Esra'nın sesiydi. Yiğit şok olmuş bir şekilde telsizi aldı.

"E-Esra?"
"Evet benim, Yiğit yalvarırım yardım et"
"Nerdesin!?"
"Bilmiyorum burası çok karanlık bir yer ama bı tane kadın vardı öldü Melisa mıdır nedir onun adamları aldı beni yardım ett"
"Edicem güzelim sakin ol gelicem yanına"

Yiğit'in göz yaşları akmaya başladı ve tam odadan çıkacaktı Hakan ona seslendi.

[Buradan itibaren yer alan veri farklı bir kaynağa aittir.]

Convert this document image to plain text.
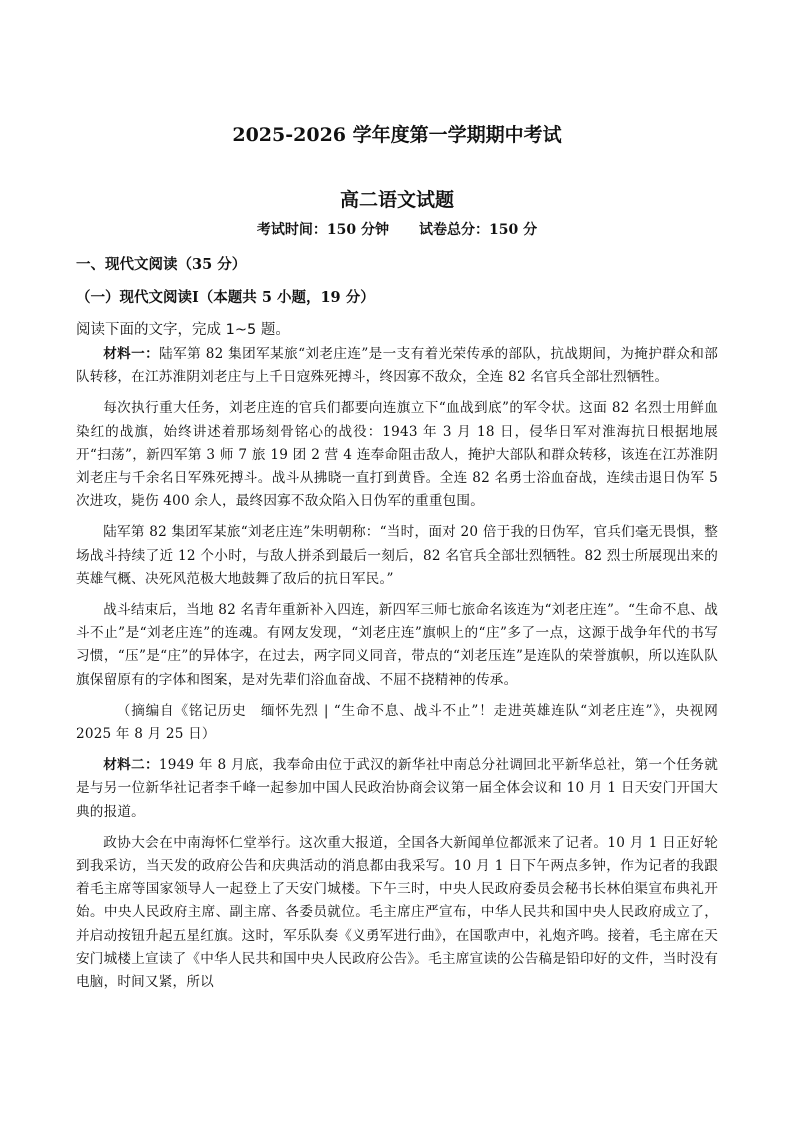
2025-2026 学年度第一学期期中考试
高二语文试题
考试时间：150 分钟 试卷总分：150 分
一、现代文阅读（35 分）
（一）现代文阅读Ⅰ（本题共 5 小题，19 分）
阅读下面的文字，完成 1~5 题。

材料一：陆军第 82 集团军某旅“刘老庄连”是一支有着光荣传承的部队，抗战期间，为掩护群众和部队转移，在江苏淮阴刘老庄与上千日寇殊死搏斗，终因寡不敌众，全连 82 名官兵全部壮烈牺牲。

每次执行重大任务，刘老庄连的官兵们都要向连旗立下“血战到底”的军令状。这面 82 名烈士用鲜血染红的战旗，始终讲述着那场刻骨铭心的战役：1943 年 3 月 18 日，侵华日军对淮海抗日根据地展开“扫荡”，新四军第 3 师 7 旅 19 团 2 营 4 连奉命阻击敌人，掩护大部队和群众转移，该连在江苏淮阴刘老庄与千余名日军殊死搏斗。战斗从拂晓一直打到黄昏。全连 82 名勇士浴血奋战，连续击退日伪军 5 次进攻，毙伤 400 余人，最终因寡不敌众陷入日伪军的重重包围。

陆军第 82 集团军某旅“刘老庄连”朱明朝称：“当时，面对 20 倍于我的日伪军，官兵们毫无畏惧，整场战斗持续了近 12 个小时，与敌人拼杀到最后一刻后，82 名官兵全部壮烈牺牲。82 烈士所展现出来的英雄气概、决死风范极大地鼓舞了敌后的抗日军民。”

战斗结束后，当地 82 名青年重新补入四连，新四军三师七旅命名该连为“刘老庄连”。“生命不息、战斗不止”是“刘老庄连”的连魂。有网友发现，“刘老庄连”旗帜上的“庄”多了一点，这源于战争年代的书写习惯，“压”是“庄”的异体字，在过去，两字同义同音，带点的“刘老压连”是连队的荣誉旗帜，所以连队队旗保留原有的字体和图案，是对先辈们浴血奋战、不屈不挠精神的传承。

（摘编自《铭记历史　缅怀先烈 | “生命不息、战斗不止”！走进英雄连队“刘老庄连”》，央视网 2025 年 8 月 25 日）

材料二：1949 年 8 月底，我奉命由位于武汉的新华社中南总分社调回北平新华总社，第一个任务就是与另一位新华社记者李千峰一起参加中国人民政治协商会议第一届全体会议和 10 月 1 日天安门开国大典的报道。

政协大会在中南海怀仁堂举行。这次重大报道，全国各大新闻单位都派来了记者。10 月 1 日正好轮到我采访，当天发的政府公告和庆典活动的消息都由我采写。10 月 1 日下午两点多钟，作为记者的我跟着毛主席等国家领导人一起登上了天安门城楼。下午三时，中央人民政府委员会秘书长林伯渠宣布典礼开始。中央人民政府主席、副主席、各委员就位。毛主席庄严宣布，中华人民共和国中央人民政府成立了，并启动按钮升起五星红旗。这时，军乐队奏《义勇军进行曲》，在国歌声中，礼炮齐鸣。接着，毛主席在天安门城楼上宣读了《中华人民共和国中央人民政府公告》。毛主席宣读的公告稿是铅印好的文件，当时没有电脑，时间又紧，所以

"Y-Yiğit bir kaç dakika daha dursan olur mu?"
"Zamanım yok"
"Ama--"

Yiğit Hakan'ı dinlemeden gitmişti, Hakan gelen kapı sesi ile ağlamaya başladı. Hakan'ın telsizi de baş ucundaydı bu yüzden Yiğit'in çağrılarını duyuyordu.

"Vatan 1 Yavuz 1"
"Yavuz 1 dinlemede emredin Generalim"
"Binbaşım acilen operasyona gitmemiz gerekiyor"
"Ama Generalim Esr--"
"Bu acil bı iş binbaşım"
"Emredersiniz Generalim"

Yiğit yıkık bir şekilde operasyonu öğrenmeye sonra da operasyona gitti. Operasyon bittiğinde Yiğit hemen Esra'yı bulmaya gitti ve bunun için Abdullah da ona yardım etti.

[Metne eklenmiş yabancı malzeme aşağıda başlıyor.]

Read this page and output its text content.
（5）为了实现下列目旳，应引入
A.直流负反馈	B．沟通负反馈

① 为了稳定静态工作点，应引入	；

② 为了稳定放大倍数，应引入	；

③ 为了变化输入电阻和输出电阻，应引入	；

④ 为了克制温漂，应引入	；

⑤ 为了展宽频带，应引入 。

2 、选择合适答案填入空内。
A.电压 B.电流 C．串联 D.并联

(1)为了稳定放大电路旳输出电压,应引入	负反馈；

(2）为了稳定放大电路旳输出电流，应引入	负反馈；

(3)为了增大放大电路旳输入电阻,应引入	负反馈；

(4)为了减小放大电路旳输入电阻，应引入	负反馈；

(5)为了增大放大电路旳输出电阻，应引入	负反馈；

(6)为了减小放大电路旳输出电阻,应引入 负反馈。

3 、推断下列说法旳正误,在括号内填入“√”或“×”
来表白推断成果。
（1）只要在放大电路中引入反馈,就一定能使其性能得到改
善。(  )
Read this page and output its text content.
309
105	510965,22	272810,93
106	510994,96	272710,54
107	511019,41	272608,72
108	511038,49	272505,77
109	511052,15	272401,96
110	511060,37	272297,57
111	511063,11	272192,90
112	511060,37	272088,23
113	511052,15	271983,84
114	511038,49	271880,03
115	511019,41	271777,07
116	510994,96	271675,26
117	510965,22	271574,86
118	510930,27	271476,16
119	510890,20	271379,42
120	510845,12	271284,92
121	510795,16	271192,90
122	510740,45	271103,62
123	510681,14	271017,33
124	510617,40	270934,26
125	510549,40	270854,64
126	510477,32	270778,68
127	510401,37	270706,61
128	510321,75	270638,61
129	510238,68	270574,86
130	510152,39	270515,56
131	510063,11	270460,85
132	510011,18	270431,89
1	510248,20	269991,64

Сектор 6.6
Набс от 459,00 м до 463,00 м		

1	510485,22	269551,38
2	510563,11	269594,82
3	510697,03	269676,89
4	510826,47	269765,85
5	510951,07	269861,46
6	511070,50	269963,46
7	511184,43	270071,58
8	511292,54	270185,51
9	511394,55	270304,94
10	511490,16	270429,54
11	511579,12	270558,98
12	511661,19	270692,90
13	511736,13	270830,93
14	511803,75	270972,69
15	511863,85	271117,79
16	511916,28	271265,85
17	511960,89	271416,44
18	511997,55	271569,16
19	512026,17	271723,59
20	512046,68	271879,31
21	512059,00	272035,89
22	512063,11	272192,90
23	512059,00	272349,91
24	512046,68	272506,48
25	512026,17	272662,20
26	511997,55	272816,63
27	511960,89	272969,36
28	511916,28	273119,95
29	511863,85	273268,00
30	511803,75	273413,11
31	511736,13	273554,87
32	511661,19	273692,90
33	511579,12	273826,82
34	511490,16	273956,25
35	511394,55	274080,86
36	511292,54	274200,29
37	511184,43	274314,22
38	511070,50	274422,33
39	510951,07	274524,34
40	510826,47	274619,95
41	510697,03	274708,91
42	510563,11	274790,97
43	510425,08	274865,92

"Geldik Abdullah şu karşıdaki alan"
"Komutanım sizce bu işte bir gariplik yok mu?"
"Nasıl bir gariplik?"
"Yani demek istediğim siz Esra'yı kendi elleriniz ile gömdünüz--"
"Ne yapabilirim Abdullah? Eğer bu bir tuzaksa bile şehit olmak iyi bişey çekinme"
"Yok komutanım o anlamda deği--"
"Şşş bı ses geliyor"

Yiğit Abdullah'ı susturmak için parmağını Abdullah'ın dudağına koydu. Esra'nın ağlama sesleri geliyordu birileri onunla konuşuyordu.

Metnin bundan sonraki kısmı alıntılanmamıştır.